Con Takeaway Renzo Carbonera ci porta dentro il mondo dello sport malato. Dentro il complesso settore dell’atletica dilettantistica che ambisce al professionismo, perdendo il senso valoriale che l’attività sportiva può avere sulla formazione dei suoi giovani atleti e, anzi, sfruttandoli e deviandoli. Lo fa non solo mostrandoci la facilità con la quale i giovani atleti vengono avvicinati al doping, ma anche mostrandoci come spesso appaia come l’unica strategia per poter eccellere, laddove l’impegno non sembra più sufficiente.

Da una parte, Maria cerca di superare un grave infortunio per poter tornare presto in pista, dove vuole primeggiare a tutti i costi. Solo così sente di poter ridare un senso ad un’esistenza che sembra disgregarsi e di cui non vuole perdere il controllo. Dall’altra, il rapporto morboso con Johnny, il suo esserne fisicamente e psicologicamente succube, le permette di abbandonarsi, di non permettere allo sconforto di impossessarsi più di lei. Anche se questo la porterà a mettere a rischio il suo bene più prezioso: la salute del suo giovane fisico di atleta.

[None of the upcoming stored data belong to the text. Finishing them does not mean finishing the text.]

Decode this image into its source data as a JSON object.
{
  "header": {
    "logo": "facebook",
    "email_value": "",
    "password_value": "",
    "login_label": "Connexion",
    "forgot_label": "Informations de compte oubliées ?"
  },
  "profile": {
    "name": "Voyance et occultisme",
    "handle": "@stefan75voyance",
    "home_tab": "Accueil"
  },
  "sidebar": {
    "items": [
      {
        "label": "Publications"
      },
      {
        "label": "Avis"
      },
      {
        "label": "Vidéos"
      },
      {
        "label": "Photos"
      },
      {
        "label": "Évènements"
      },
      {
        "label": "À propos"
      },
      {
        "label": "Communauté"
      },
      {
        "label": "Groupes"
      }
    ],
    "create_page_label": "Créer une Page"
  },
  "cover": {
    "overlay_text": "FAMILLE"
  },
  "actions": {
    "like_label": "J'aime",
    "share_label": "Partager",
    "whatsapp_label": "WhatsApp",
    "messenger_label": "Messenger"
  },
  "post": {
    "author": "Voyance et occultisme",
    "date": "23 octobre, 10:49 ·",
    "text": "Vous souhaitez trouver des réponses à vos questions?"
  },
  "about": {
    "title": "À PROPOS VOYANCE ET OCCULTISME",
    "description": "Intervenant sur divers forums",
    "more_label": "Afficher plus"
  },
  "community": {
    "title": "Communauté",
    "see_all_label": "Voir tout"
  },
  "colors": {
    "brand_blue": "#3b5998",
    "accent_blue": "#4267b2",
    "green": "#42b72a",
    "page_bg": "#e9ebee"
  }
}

Non c’è riscatto, non esistono giustificazioni, non c’è una volontà di redenzione nello svolgimento narrativo di Takeaway. E tutto questo viene confermato dalla scelta di ambientazioni cupe, deserte e desolate, fredde come la neve sulle montagne, a rappresentare un velo di silenzio ed omertà su ciò che tutti sanno, ma che nessuno vuole veramente affrontare. C’è però uno dei personaggi femminili più forti che si siano visti quest’anno. Perché Maria non è, come può apparire in una fase iniziale del film, semplicemente in balia degli eventi. Sembra essere totalmente consapevole delle sue azioni e delle conseguenze che le sue decisioni avranno sul suo fisico e sulla sua carriera. Ma le affronta, convinta che il successo sia il solo elemento a poter dare senso al suo tutto in disgregazione: la sua famiglia si potrà riunire nella gioia della vittoria; il suo compagno resterà al suo fianco, facendola sentire protetta; l’aria della montagna smetterà di essere soffocante. Takeaway è un film sulle illusioni. E su quanto esse possano trascinarci in un baratro di disperazione e autolesionismo. Un incredibile messaggio mandato ai giovani d’oggi, non solo agli sportivi, nella speranza che comprendano che non è nella ricerca della via facile a tutti i costi che troveranno la soluzione, ma piuttosto nella capacità di autodenunciare le proprie debolezze e fragilità. Affrontandole.

La distribuzione, purtroppo, ha al momento deciso di presentare Takeaway in sole 14 sale cinematografiche su tutto il territorio italiano. Numeri bassissimi, che ci fanno temere che i dati al botteghino non sapranno premiare un film come questo, capace di smuovere le coscienze dello spettatore, offrendo in cambio un altissimo livello interpretativo.